- Mr Nyoro is among politicians who accuse Dr Kibicho of being used to frustrate those in Jubilee supporting DP Ruto.
- The handshake Mr Kenyatta had with his former arch-rival has blurred the line between the opposition and the government.
The political truce between President Uhuru Kenyatta and ODM leader Raila Odinga in early 2018 continues to gift the country with ‘opposition’ from the unlikeliest of quarters.
With the clock fast ticking toward the next General Election, more voices from within the ruling Jubilee Party are becoming bolder to directly take on Mr Kenyatta and his regime in what signals both the setting in of lame-duck syndrome and realignments.
On Friday night, and following the incarceration of Gatundu South MP Moses Kuria at the Kilimani Police Station in Nairobi, Kandara MP Alice Wahome, in the company of her colleagues, in a brief address to reporters before they were violently dispersed by the police, declared that the country was sliding back to the dark repressive days of the Kanu regime.
“Unless we are careful, we are going back to the old days of a police state,” she said.
This and other sentiments from sections of the majority party are no ordinary developments, given Ms Wahome hails from President Kenyatta’s own Mt Kenya backyard.

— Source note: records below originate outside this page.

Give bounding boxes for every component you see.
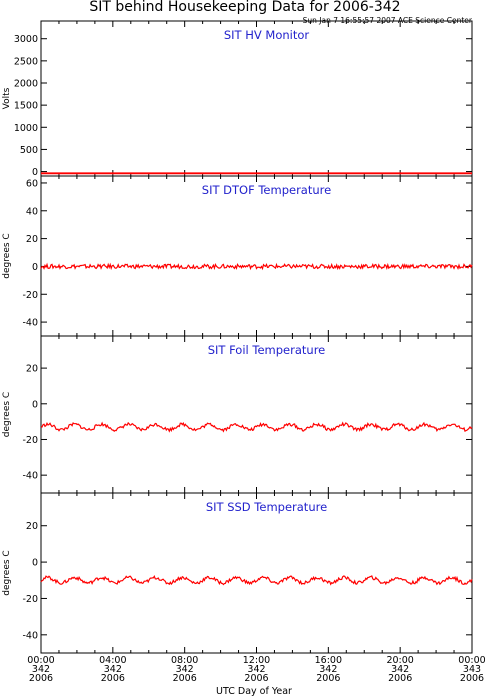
y-tick-label: 1500 [14, 101, 38, 112]
x-axis-label: UTC Day of Year [216, 686, 292, 697]
x-tick-label: 342 [176, 664, 194, 675]
y-tick-label: 0 [32, 399, 38, 410]
x-tick-label: 08:00 [171, 655, 198, 666]
y-axis-label: degrees C [2, 550, 12, 595]
x-tick-label: 20:00 [386, 655, 413, 666]
panel-4: -40 -20 0 20 SIT SSD Temperature degrees C [2, 492, 473, 654]
panel-frame [40, 20, 473, 177]
y-axis-label: degrees C [2, 392, 12, 437]
y-tick-label: -20 [22, 594, 38, 605]
y-tick-label: 60 [26, 178, 38, 189]
x-tick-label: 2006 [29, 673, 53, 684]
x-tick-label: 343 [463, 664, 481, 675]
x-tick-label: 2006 [101, 673, 125, 684]
y-tick-label: -40 [22, 318, 38, 329]
y-tick-label: 20 [26, 234, 38, 245]
panel-title: SIT DTOF Temperature [202, 183, 331, 197]
x-tick-label: 2006 [244, 673, 268, 684]
y-tick-label: 20 [26, 521, 38, 532]
y-tick-label: 0 [32, 558, 38, 569]
panel-frame [40, 335, 473, 494]
y-tick-label: 20 [26, 364, 38, 375]
x-tick-label: 16:00 [315, 655, 342, 666]
y-tick-label: 40 [26, 206, 38, 217]
x-tick-label: 2006 [173, 673, 197, 684]
panel-title: SIT HV Monitor [224, 28, 310, 42]
x-tick-label: 04:00 [99, 655, 126, 666]
x-tick-label: 12:00 [243, 655, 270, 666]
x-tick-label: 00:00 [458, 655, 485, 666]
panel-1: 0 500 1000 1500 2000 2500 3000 SIT HV Monitor Vo… [2, 20, 473, 178]
x-tick-label: 342 [32, 664, 50, 675]
panel-2: -40 -20 0 20 40 60 SIT DTOF Temperature degrees… [2, 175, 473, 337]
y-tick-label: -40 [22, 630, 38, 641]
y-tick-label: 0 [32, 167, 38, 178]
panel-title: SIT Foil Temperature [208, 343, 326, 357]
x-tick-label: 342 [319, 664, 337, 675]
y-tick-label: 0 [32, 262, 38, 273]
y-axis-label: Volts [2, 87, 12, 109]
y-tick-label: 2000 [14, 79, 38, 90]
figure-title: SIT behind Housekeeping Data for 2006-34… [89, 0, 400, 15]
panel-frame [40, 175, 473, 337]
x-tick-label: 2006 [460, 673, 484, 684]
y-tick-label: -20 [22, 435, 38, 446]
panel-title: SIT SSD Temperature [206, 500, 327, 514]
panel-3: -40 -20 0 20 SIT Foil Temperature degrees C [2, 335, 473, 494]
panel-frame [40, 492, 473, 654]
y-tick-label: 3000 [14, 34, 38, 45]
data-series-line [40, 262, 473, 271]
y-tick-label: -20 [22, 290, 38, 301]
x-tick-label: 2006 [388, 673, 412, 684]
x-tick-label: 00:00 [27, 655, 54, 666]
x-tick-label: 2006 [316, 673, 340, 684]
x-tick-label: 342 [247, 664, 265, 675]
y-axis-label: degrees C [2, 233, 12, 278]
y-tick-label: -40 [22, 471, 38, 482]
y-tick-label: 500 [20, 145, 38, 156]
data-series-line [40, 421, 473, 433]
x-tick-label: 342 [391, 664, 409, 675]
x-tick-label: 342 [104, 664, 122, 675]
y-tick-label: 2500 [14, 56, 38, 67]
y-tick-label: 1000 [14, 123, 38, 134]
data-series-line [40, 574, 473, 586]
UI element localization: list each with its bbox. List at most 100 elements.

In fact, someone who left the country before the 2017 General Election would be forgiven for assuming that these are members of ODM — the party at the heart of opposition politics for 15 years now.
“Kenya does not belong to a few monarchies. It belongs to all of us. The high and the lowly, dynasties and sons of nobodies,” Kiharu MP Ndindi Nyoro said in reference to the perceived isolation of Deputy President Willian Ruto by the deep state.
Mr Nyoro is among those who strongly feel that Mr Kenyatta appears to be going back on his promise to support his deputy for the top seat in the next polls.
“While heaping all the blame on Dr Karanja Kibicho, the Interior principal secretary, what Mr Nyoro and others in the Ruto group shy away from acknowledging is that however powerful he is, the PS is still a mere public servant who could hardly have the freedom to run his own political agenda.
If he is doing all that he is accused of, it would only be as a mere functionary serving the interests of a higher authority,” political commentator Macharia Gaitho notes.
Mr Nyoro is among politicians who accuse Dr Kibicho of being used to frustrate those in Jubilee supporting DP Ruto.
But analysts are quick to point out that while the handshake may have created a vacuum in the opposition, with a weak civil society following a brutal crackdown by Mr Kenyatta’s regime ahead of the 2017 polls not helping the matters, what most of the renegade Jubilee politicians are engaging in are acts of self-preservation.
“Of course with a dead civil society they have to come out and speak for themselves. And the imminent retirement of President Kenyatta is also a factor; they feel they may not need his endorsement in the next polls to secure seats and hence can challenge his authority.
However, this does not qualify them as the opposition. If they resigned from their positions to hold the government to account, I would take them seriously,” argues Tom Mboya, political science lecturer at Maseno University.
The don says even the media was not spared in the assault against civil liberties.
Senate Majority Leader Kipchumba Murkomen, a close ally of the DP, has been one of the most vocal whenever he disagrees with actions by their own government.